So, as I wondered months ago, what are the young learning about relationships, both near and distant, and the ethics which sustains them??? Can it be the world of intergenerational fantasy promoted by Maurice Levy, chairman and CEO of Publicis Group in an article published jointly in Le Monde and the International Herald Tribune on May 28, 2010? He claims of his grandchildren "This new generation, activist and more inherently collective, is now taking the place of the post-Boomers, whose individualism and materialism may perhaps have contributed to the excesses for which we are now paying." I remember belonging to something like that 45 years ago, which shifted some social sentiments, but otherwise populated the Boomer world without a slip in the normal drive train. Levy's encomia for the young sound like those of my youth and with largely the same economic and social naiveté.

Does it matter?But anyway, does it matter? Is there any reason to believe that traditional virtues and structures must be maintained? Can people live in an untrusting world? Yes, of course, because the Germans, Russians, Chinese and hosts of others in hosts of places have done so, and do do so, now and they continue to be human, just less comfortably so. Our behavioural economists will tell us that the quality of life is partly (?) a matter of perception affected by personal expectations, so living in an Indian village or Caucasus city may have higher perceived well-being than your average denizen of supposedly advanced cultures, especially the Anglo ones….or so I read repeatedly.. and that's the latest research!!.
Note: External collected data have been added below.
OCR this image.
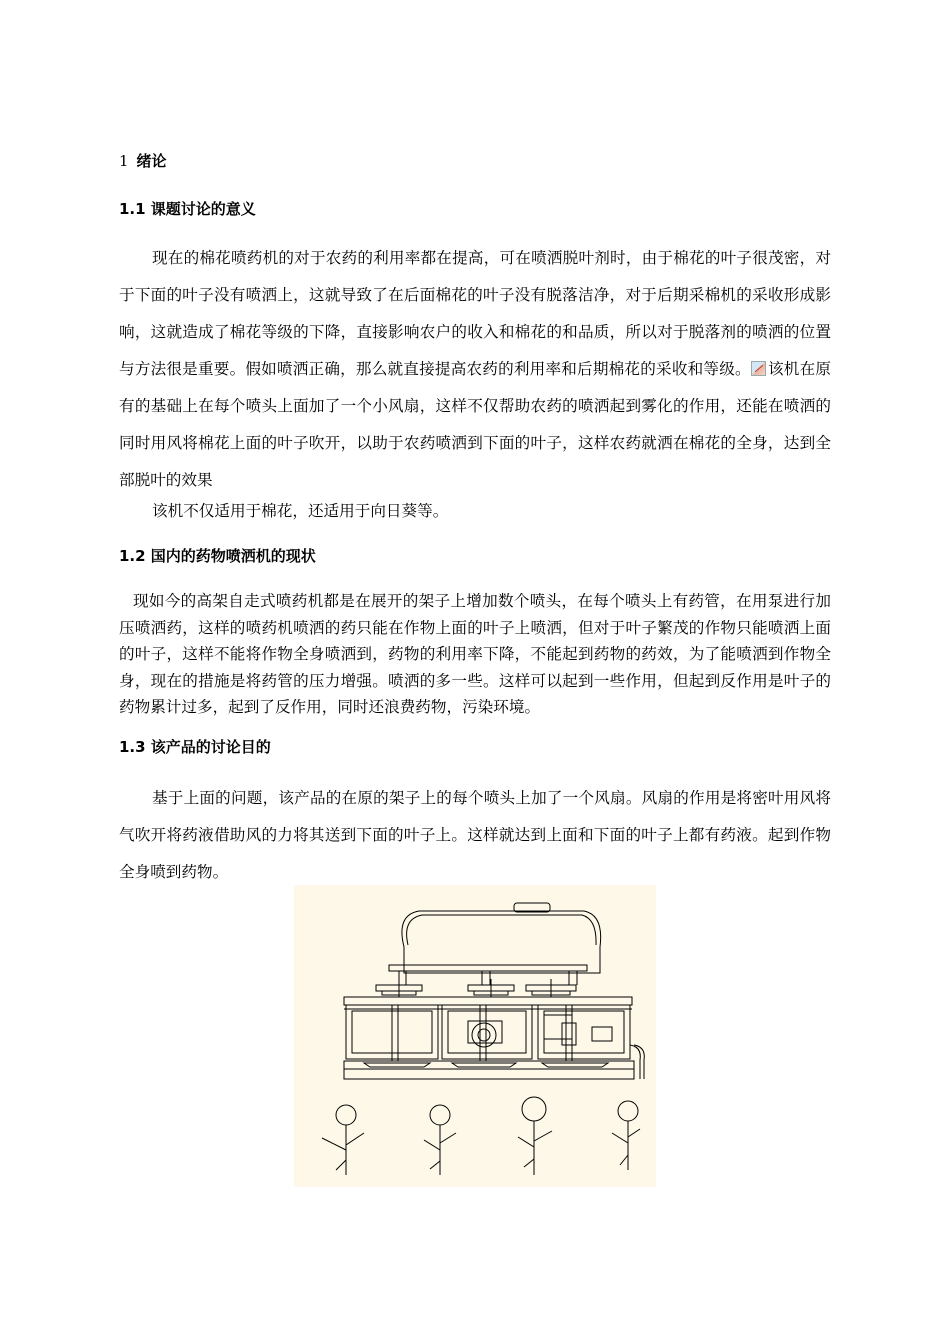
1 绪论
1.1 课题讨论的意义

现在的棉花喷药机的对于农药的利用率都在提高，可在喷洒脱叶剂时，由于棉花的叶子很茂密，对于下面的叶子没有喷洒上，这就导致了在后面棉花的叶子没有脱落洁净，对于后期采棉机的采收形成影响，这就造成了棉花等级的下降，直接影响农户的收入和棉花的和品质，所以对于脱落剂的喷洒的位置与方法很是重要。假如喷洒正确，那么就直接提高农药的利用率和后期棉花的采收和等级。 该机在原有的基础上在每个喷头上面加了一个小风扇，这样不仅帮助农药的喷洒起到雾化的作用，还能在喷洒的同时用风将棉花上面的叶子吹开，以助于农药喷洒到下面的叶子，这样农药就洒在棉花的全身，达到全部脱叶的效果

该机不仅适用于棉花，还适用于向日葵等。

1.2 国内的药物喷洒机的现状

现如今的高架自走式喷药机都是在展开的架子上增加数个喷头，在每个喷头上有药管，在用泵进行加压喷洒药，这样的喷药机喷洒的药只能在作物上面的叶子上喷洒，但对于叶子繁茂的作物只能喷洒上面的叶子，这样不能将作物全身喷洒到，药物的利用率下降，不能起到药物的药效，为了能喷洒到作物全身，现在的措施是将药管的压力增强。喷洒的多一些。这样可以起到一些作用，但起到反作用是叶子的药物累计过多，起到了反作用，同时还浪费药物，污染环境。

1.3 该产品的讨论目的

基于上面的问题，该产品的在原的架子上的每个喷头上加了一个风扇。风扇的作用是将密叶用风将气吹开将药液借助风的力将其送到下面的叶子上。这样就达到上面和下面的叶子上都有药液。起到作物全身喷到药物。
Most recently, yesterday, I read someone else wondering about the validity of various current social critiques because they are so often thoroughly ahistorical and so interpret the present as if there had never been a past with similar dynamics. He was introducing The Shallows (2010) by Nicholas Carr. Maybe the important learning of ethical basics continues persistently in the colourless undercurrents of living, driven by hard-wired needs for fairness, respect, etc.? And driven by ethical obsessives like myself who think the world is going to the proverbial in a handbag and so must thrash around about it, thereby keeping such matters in the public view a bit. This makes them available as materials for discussion later. After all, why did Plato write or Aquinas, or Confucius ... not for the past. Along the way a few perspectives on matters of what's right action and acting right provide us
not merely with an aesthetic diversion in the ethical spheres but difference with which to refine currently preferred decision equations.